Help your chicken through the bird flu

Islanders with chickens are no doubt freaking out like the rest of the world about bird flu, and I can understand why.

I have fond memories of growing up on a small farm where chickens were part of the family. We’d throw them corn every morning, collect their warm brown eggs, and for Sunday dinner chop off their heads. Dad would always let the kids chase the wildly flopping headless chicken bodies down the hill, as violent video games had not yet been invented. It was great family fun.

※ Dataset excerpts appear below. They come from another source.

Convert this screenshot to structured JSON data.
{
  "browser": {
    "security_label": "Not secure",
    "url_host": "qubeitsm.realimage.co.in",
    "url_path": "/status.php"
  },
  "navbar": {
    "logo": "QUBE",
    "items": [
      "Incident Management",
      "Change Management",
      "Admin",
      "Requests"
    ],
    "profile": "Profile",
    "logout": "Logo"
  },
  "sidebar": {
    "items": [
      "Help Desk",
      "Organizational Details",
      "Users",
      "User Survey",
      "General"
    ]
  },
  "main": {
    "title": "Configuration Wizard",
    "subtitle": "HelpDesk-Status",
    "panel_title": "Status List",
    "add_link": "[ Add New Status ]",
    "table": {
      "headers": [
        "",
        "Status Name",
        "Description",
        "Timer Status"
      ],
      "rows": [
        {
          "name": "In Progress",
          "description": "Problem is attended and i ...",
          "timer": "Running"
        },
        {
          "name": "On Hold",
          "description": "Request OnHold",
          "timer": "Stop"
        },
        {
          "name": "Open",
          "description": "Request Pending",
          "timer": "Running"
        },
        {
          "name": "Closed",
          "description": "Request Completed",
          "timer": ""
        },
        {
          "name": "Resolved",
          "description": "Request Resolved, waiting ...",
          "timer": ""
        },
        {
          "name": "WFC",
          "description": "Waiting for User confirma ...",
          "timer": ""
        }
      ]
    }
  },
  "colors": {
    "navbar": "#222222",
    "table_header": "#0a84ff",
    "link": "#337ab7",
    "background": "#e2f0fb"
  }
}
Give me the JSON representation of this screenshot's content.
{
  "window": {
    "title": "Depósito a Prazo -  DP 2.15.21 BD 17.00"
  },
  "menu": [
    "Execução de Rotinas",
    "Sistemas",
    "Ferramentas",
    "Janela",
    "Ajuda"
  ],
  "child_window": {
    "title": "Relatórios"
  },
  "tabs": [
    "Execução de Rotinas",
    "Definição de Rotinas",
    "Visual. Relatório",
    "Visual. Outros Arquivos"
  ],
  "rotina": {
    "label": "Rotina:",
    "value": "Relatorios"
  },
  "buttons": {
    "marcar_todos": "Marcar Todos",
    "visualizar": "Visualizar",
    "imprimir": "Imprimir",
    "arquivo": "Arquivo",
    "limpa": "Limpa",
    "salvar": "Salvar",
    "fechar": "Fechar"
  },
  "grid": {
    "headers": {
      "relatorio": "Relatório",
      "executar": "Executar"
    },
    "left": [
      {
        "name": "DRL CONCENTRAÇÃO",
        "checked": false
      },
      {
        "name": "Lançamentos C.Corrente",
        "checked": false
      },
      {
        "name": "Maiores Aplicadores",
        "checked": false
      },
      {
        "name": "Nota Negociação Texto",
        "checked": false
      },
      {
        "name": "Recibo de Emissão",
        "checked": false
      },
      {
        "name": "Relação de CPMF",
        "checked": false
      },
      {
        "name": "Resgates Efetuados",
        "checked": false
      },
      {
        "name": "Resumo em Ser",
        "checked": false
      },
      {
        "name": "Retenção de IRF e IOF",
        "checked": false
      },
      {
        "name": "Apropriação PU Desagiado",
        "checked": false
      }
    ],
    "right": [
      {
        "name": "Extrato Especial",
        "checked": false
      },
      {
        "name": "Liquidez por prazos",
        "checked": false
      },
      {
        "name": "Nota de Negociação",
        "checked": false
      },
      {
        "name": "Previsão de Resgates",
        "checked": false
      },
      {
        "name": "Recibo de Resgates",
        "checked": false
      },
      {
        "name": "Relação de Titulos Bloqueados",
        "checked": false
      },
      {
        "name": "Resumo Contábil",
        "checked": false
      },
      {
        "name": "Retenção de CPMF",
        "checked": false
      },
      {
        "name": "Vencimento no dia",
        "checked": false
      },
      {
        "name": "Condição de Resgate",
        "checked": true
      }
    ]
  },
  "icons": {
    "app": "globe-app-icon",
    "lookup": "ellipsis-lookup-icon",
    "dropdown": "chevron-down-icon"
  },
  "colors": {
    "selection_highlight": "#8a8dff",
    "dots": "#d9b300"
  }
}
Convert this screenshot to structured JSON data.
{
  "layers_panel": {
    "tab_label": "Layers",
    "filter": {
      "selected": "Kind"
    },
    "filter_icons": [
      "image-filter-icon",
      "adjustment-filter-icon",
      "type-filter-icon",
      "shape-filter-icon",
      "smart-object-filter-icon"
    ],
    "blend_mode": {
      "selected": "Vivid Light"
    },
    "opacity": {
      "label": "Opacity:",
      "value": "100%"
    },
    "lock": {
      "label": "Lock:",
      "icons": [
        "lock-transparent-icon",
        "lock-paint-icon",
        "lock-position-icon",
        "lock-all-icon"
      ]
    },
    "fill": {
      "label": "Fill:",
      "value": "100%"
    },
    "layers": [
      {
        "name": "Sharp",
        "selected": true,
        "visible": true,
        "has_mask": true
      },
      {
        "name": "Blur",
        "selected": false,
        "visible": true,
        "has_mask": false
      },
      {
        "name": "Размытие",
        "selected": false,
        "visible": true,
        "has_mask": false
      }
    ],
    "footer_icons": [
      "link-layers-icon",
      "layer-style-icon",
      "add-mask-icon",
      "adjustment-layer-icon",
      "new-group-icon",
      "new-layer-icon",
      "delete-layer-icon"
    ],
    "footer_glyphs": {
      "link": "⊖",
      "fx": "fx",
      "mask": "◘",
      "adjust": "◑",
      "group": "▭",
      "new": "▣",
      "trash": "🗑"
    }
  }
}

I don’t have any chickens now, but am sympathetic to families with chickens who are worried about the bird flu. The only advice I can offer comes from the experience of raising three kids who were susceptible to the flu on an annual basis.

The only sure way to keep your chicken from getting the flu is to keep her isolated from other chickens. The henhouse is like a school, full of bird-brained germ carriers with runny beaks and no sanitary habits. They rub their beaks on others’ feathers, not thinking of the contamination, so it’s best to keep them separate. Unfortunately, this is impossible. Having the chicken around the house in the daytime is terribly annoying and makes it difficult to follow the story lines of the soap operas. So you end up keeping the chicken in the henhouse even though it’s sure to get the bird flu there.

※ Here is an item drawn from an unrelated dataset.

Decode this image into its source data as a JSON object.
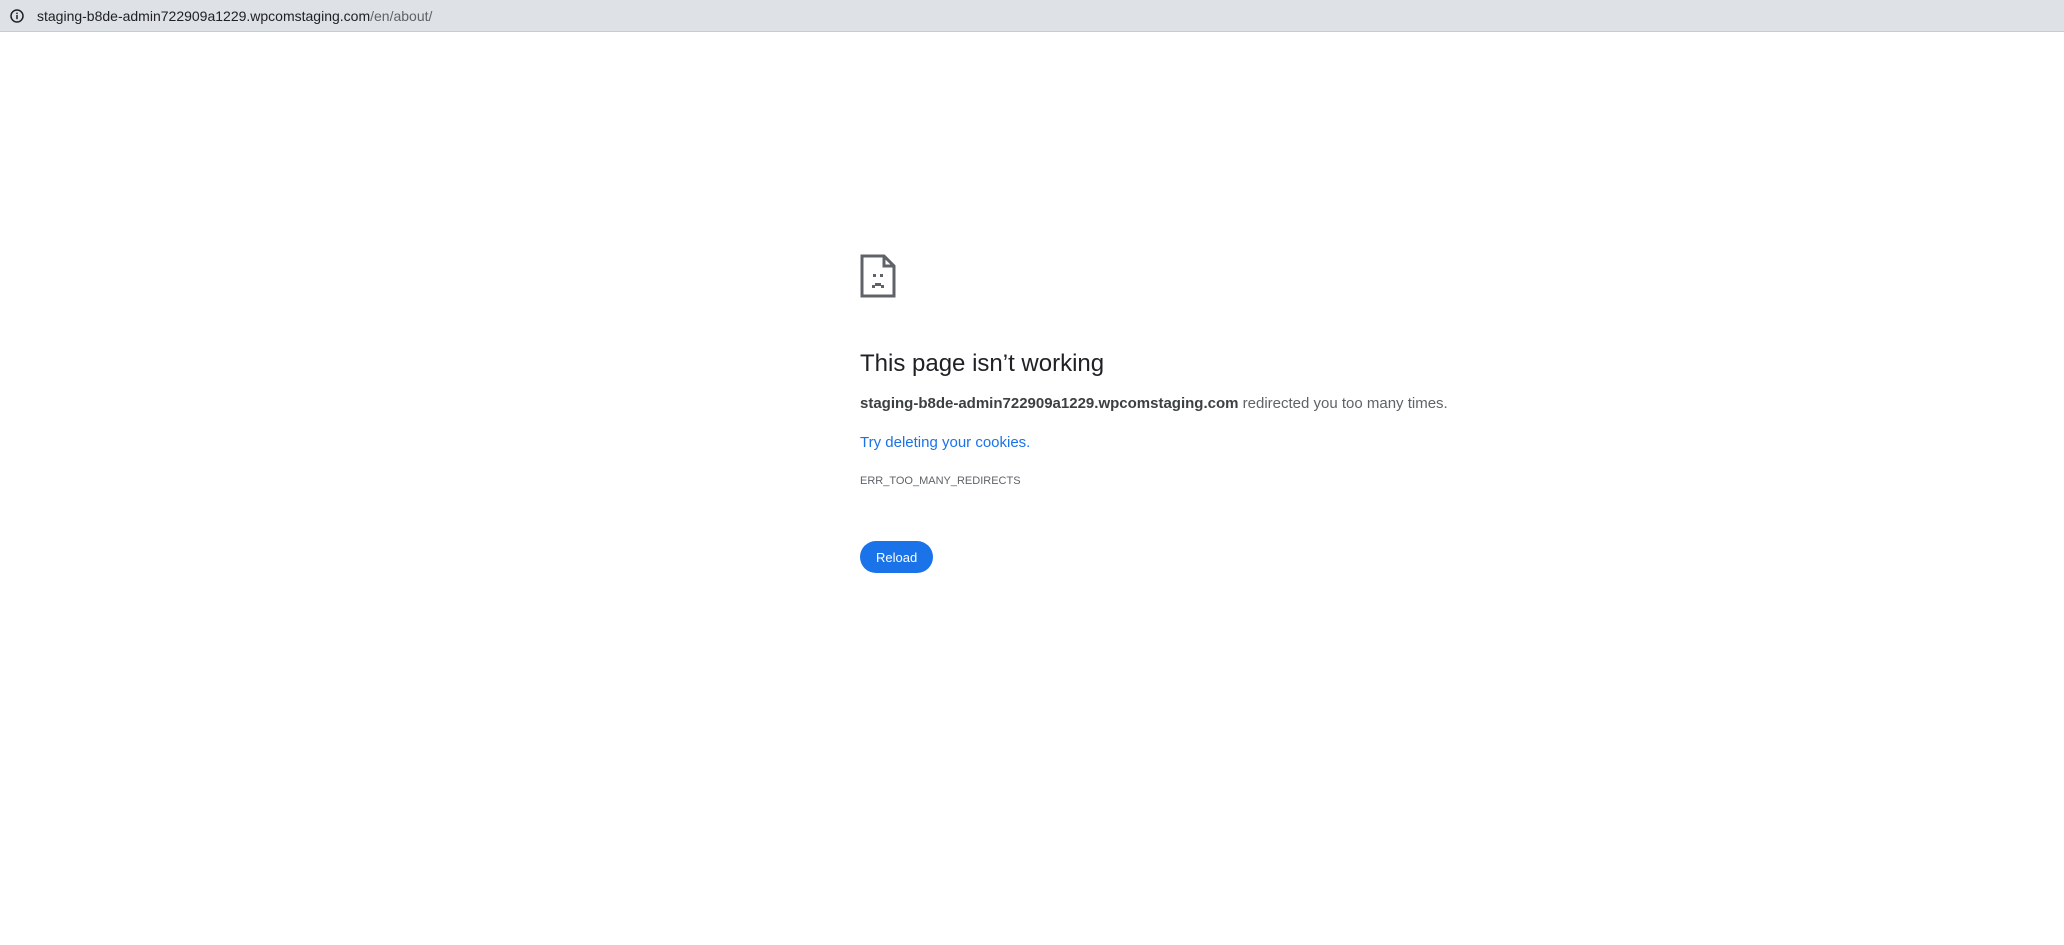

When the inevitable day arrives and your chicken arrives home with a runny beak, hot forehead, hacking cough and upset gizzard, there’s only one thing to do: Make a mad dash to the drugstore to purchase overpriced remedies that are scientifically proven not to work. Nightall, Dayall, Night&Dayall, Thermaflu, Warmaflu, Chilliflu, Dimetab, Nickeltab, Pennytab, it’s all the same — useless. However, your sick chicken will feel much better knowing you wasted so much time and money all because of her.

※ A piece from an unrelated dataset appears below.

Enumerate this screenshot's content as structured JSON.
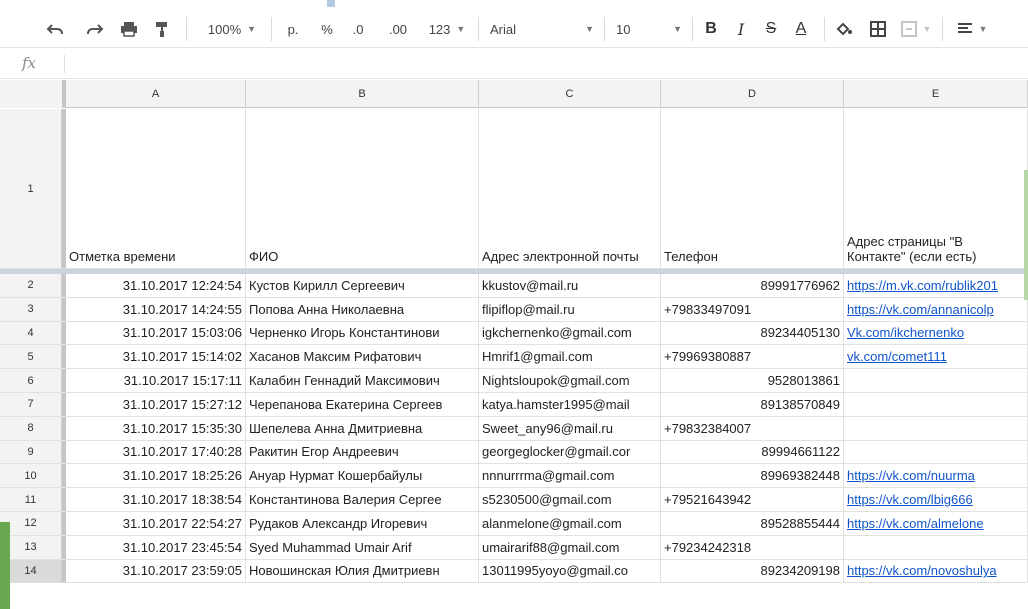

Now that the ill chicken is pointlessly medicated, you might consider giving it something to eat. The traditional flu meal is chicken soup, but it may not be the best thing to give a chicken with the bird flu. Throughout this world ravaged by bird flu, highly paid medical ethicists are meeting at exclusive beachside resorts to discuss the morality of this situation.

Is it moral to feed chicken soup to a sick chicken? On the one hand, the chicken would feel better. On the other hand, it’s cannibalism. Let’s order another round of Singapore slings and think about this some more, out in the cabana!

Your bird like most birds will probably survive the bird flu and be back in the henhouse in no time. The only worry is that the bird flu will learn to jump species and infect humans, meaning you’ll be the one getting sick. The best way to keep that from happening is to think about what you’re having for dinner next Sunday. Anybody seen the axe?